#Confronting Boss on Air Journalist Lands Dream Job

A crowd of mostly women NPR journalists watched the conversation between Kelly and Mohn, which took place in NPR’s main glass-walled studio. “I’ve never felt that kind of power, that day I was interviewing Jarl,” Kelly recalled. “The sense that I was posing those questions on behalf of all the women at NPR, all the journalists at NPR, all the women in public radio. All the women across this country who would like to be able to grill their bosses about harassment in the workplace, and how it has been allowed to happen and for so long.” She was outraged that at NPR, where “empowering women at the higher ranks is something we’ve already done . . . other women, particularly those coming up behind me, have had a different experience . . . . It makes me mad as hell.”
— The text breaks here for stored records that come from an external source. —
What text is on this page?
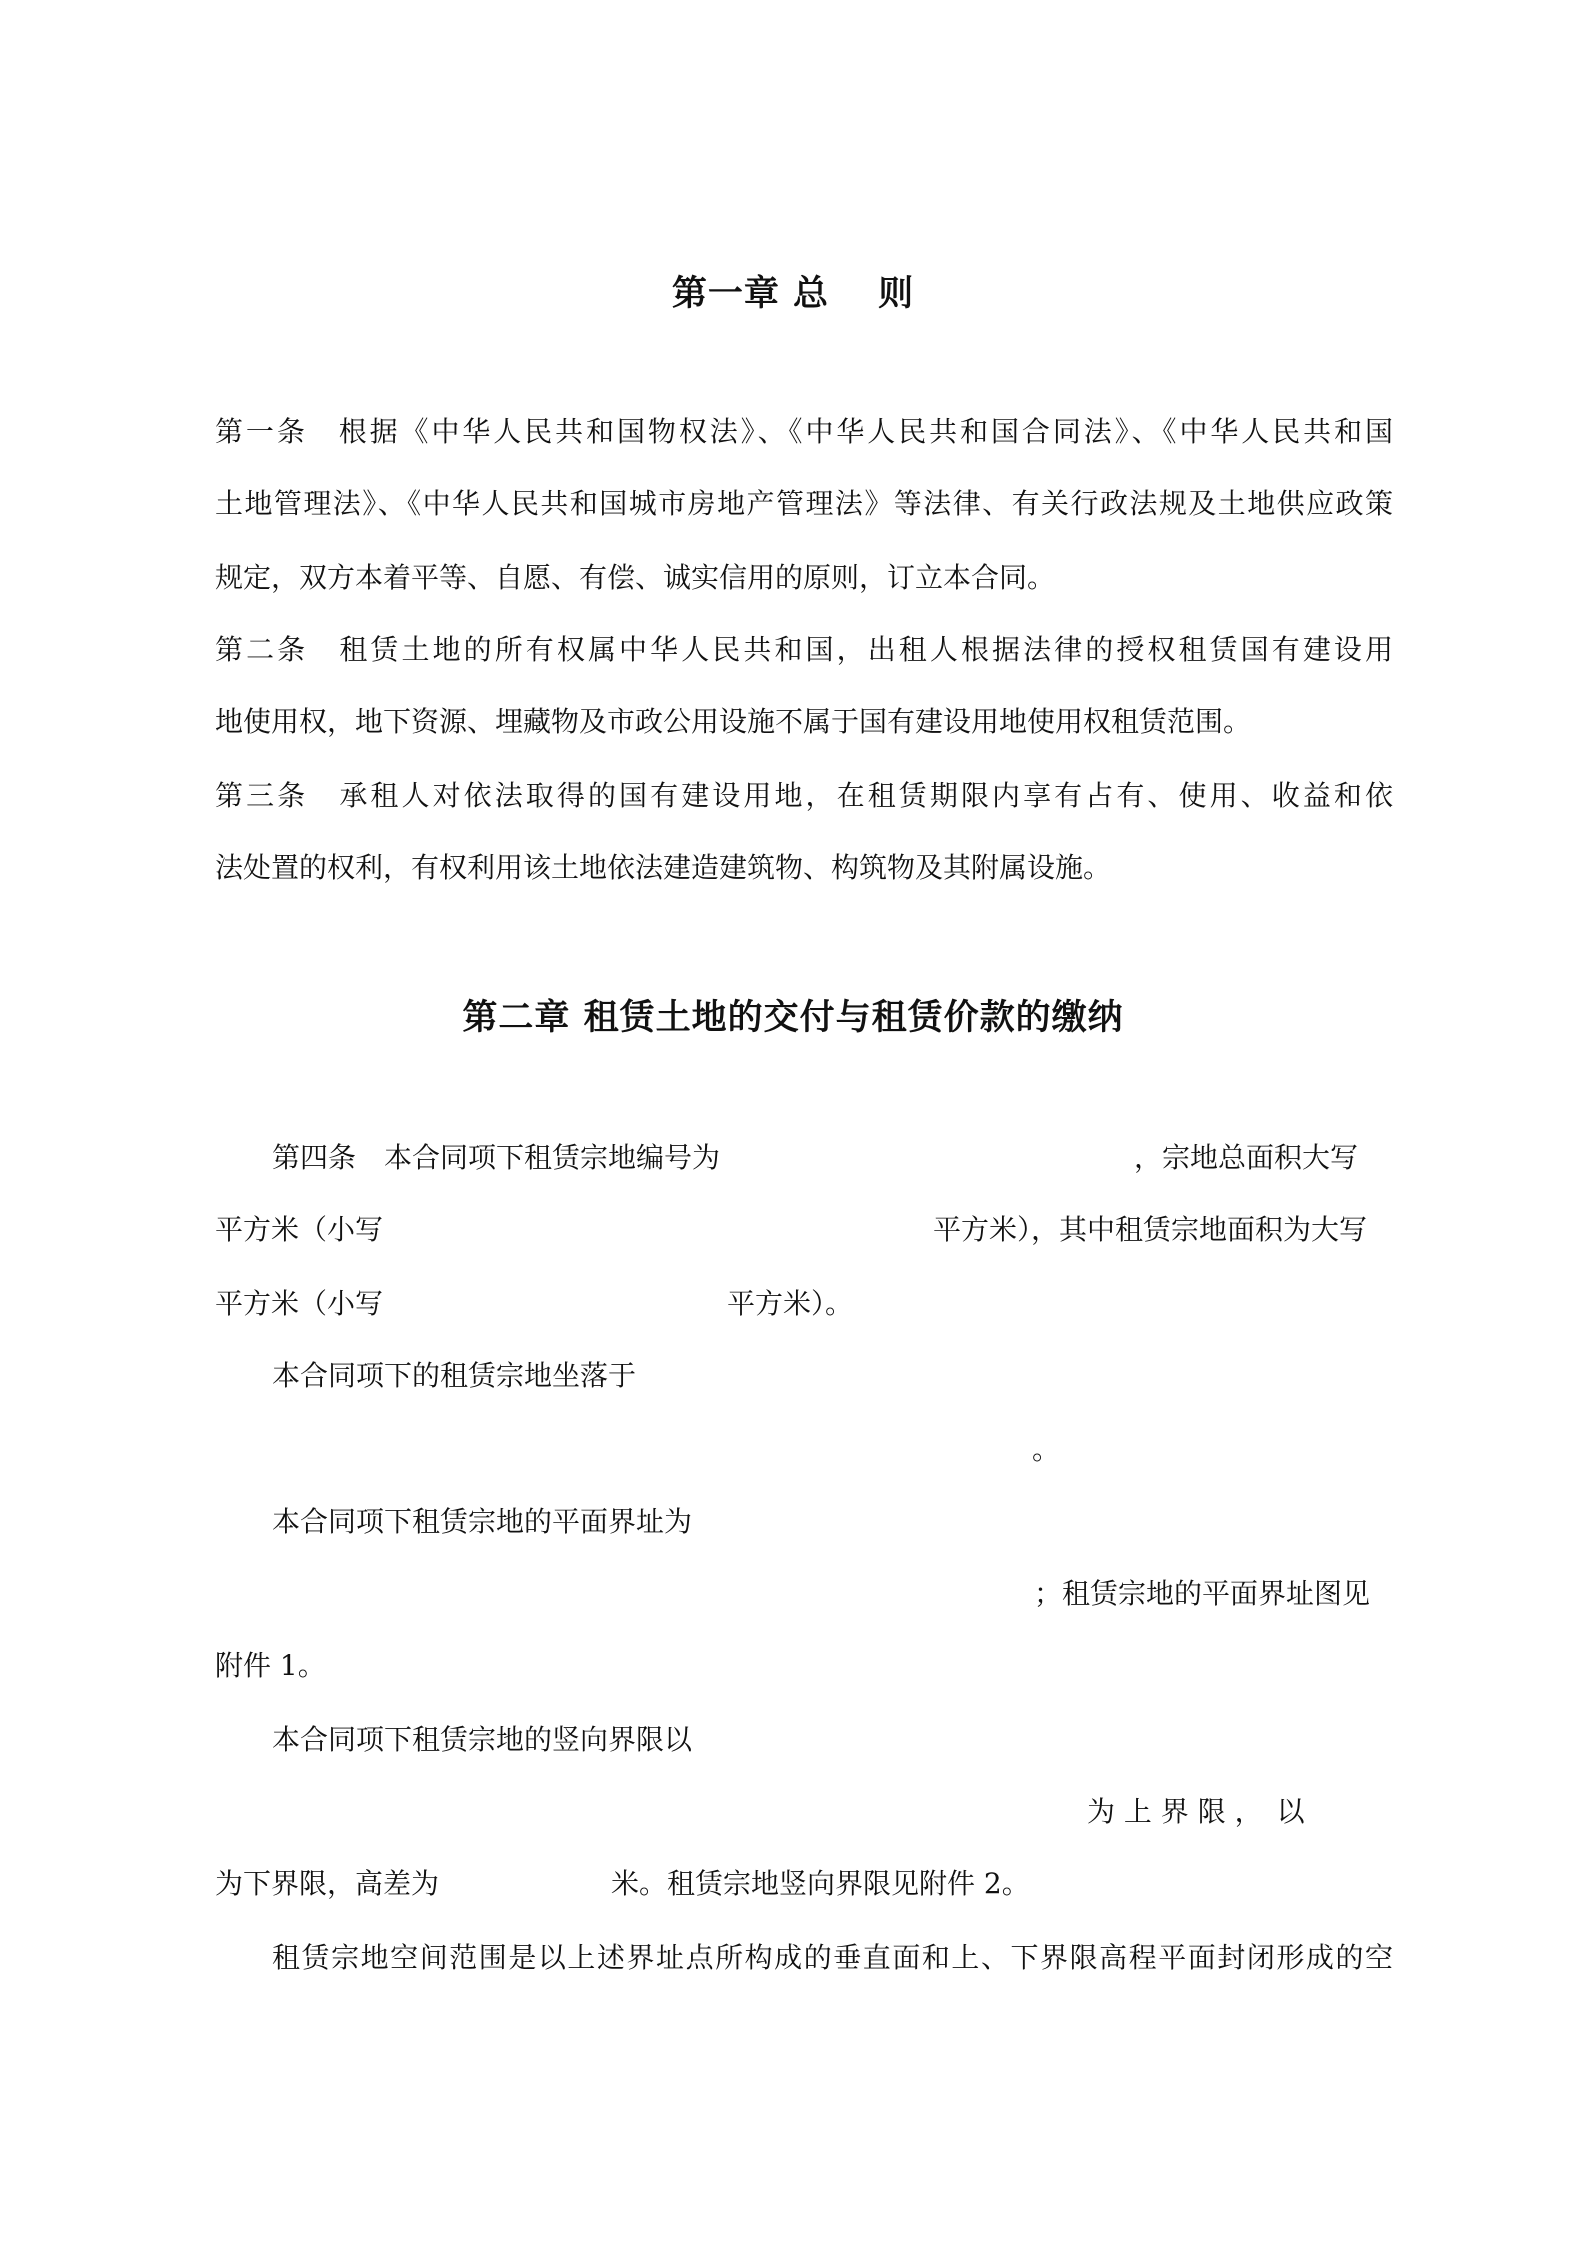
第一章 总　 则
第一条　根据《中华人民共和国物权法》、《中华人民共和国合同法》、《中华人民共和国
土地管理法》、《中华人民共和国城市房地产管理法》等法律、有关行政法规及土地供应政策
规定，双方本着平等、自愿、有偿、诚实信用的原则，订立本合同。
第二条　租赁土地的所有权属中华人民共和国，出租人根据法律的授权租赁国有建设用
地使用权，地下资源、埋藏物及市政公用设施不属于国有建设用地使用权租赁范围。
第三条　承租人对依法取得的国有建设用地，在租赁期限内享有占有、使用、收益和依
法处置的权利，有权利用该土地依法建造建筑物、构筑物及其附属设施。
第二章 租赁土地的交付与租赁价款的缴纳
第四条　本合同项下租赁宗地编号为	，宗地总面积大写
平方米（小写	平方米），其中租赁宗地面积为大写
平方米（小写	平方米）。
本合同项下的租赁宗地坐落于
。
本合同项下租赁宗地的平面界址为
；租赁宗地的平面界址图见
附件 1。
本合同项下租赁宗地的竖向界限以
为 上 界 限 ，　以
为下界限，高差为	米。租赁宗地竖向界限见附件 2。
租赁宗地空间范围是以上述界址点所构成的垂直面和上、下界限高程平面封闭形成的空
The conversation was remarkable for a few reasons, among them, Kelly’s frankness when questioning Mohn, who she pushed on specifics, like how many allegations he and other executives had known about, and when they decided to act. But it was also notable for its existence alone—that NPR aired the interview to its millions of listeners, on its biggest afternoon news show—which, to Kelly, is an important signal of the organization’s commitment to transparency moving forward in the #MeToo movement. As is her promotion in the wake of that interview: “It certainly won’t be lost on anyone that the female journalist who went and questioned our CEO—a move that my mother was convinced would get me fired, grilling my boss on air—that they ended up promoting that person.”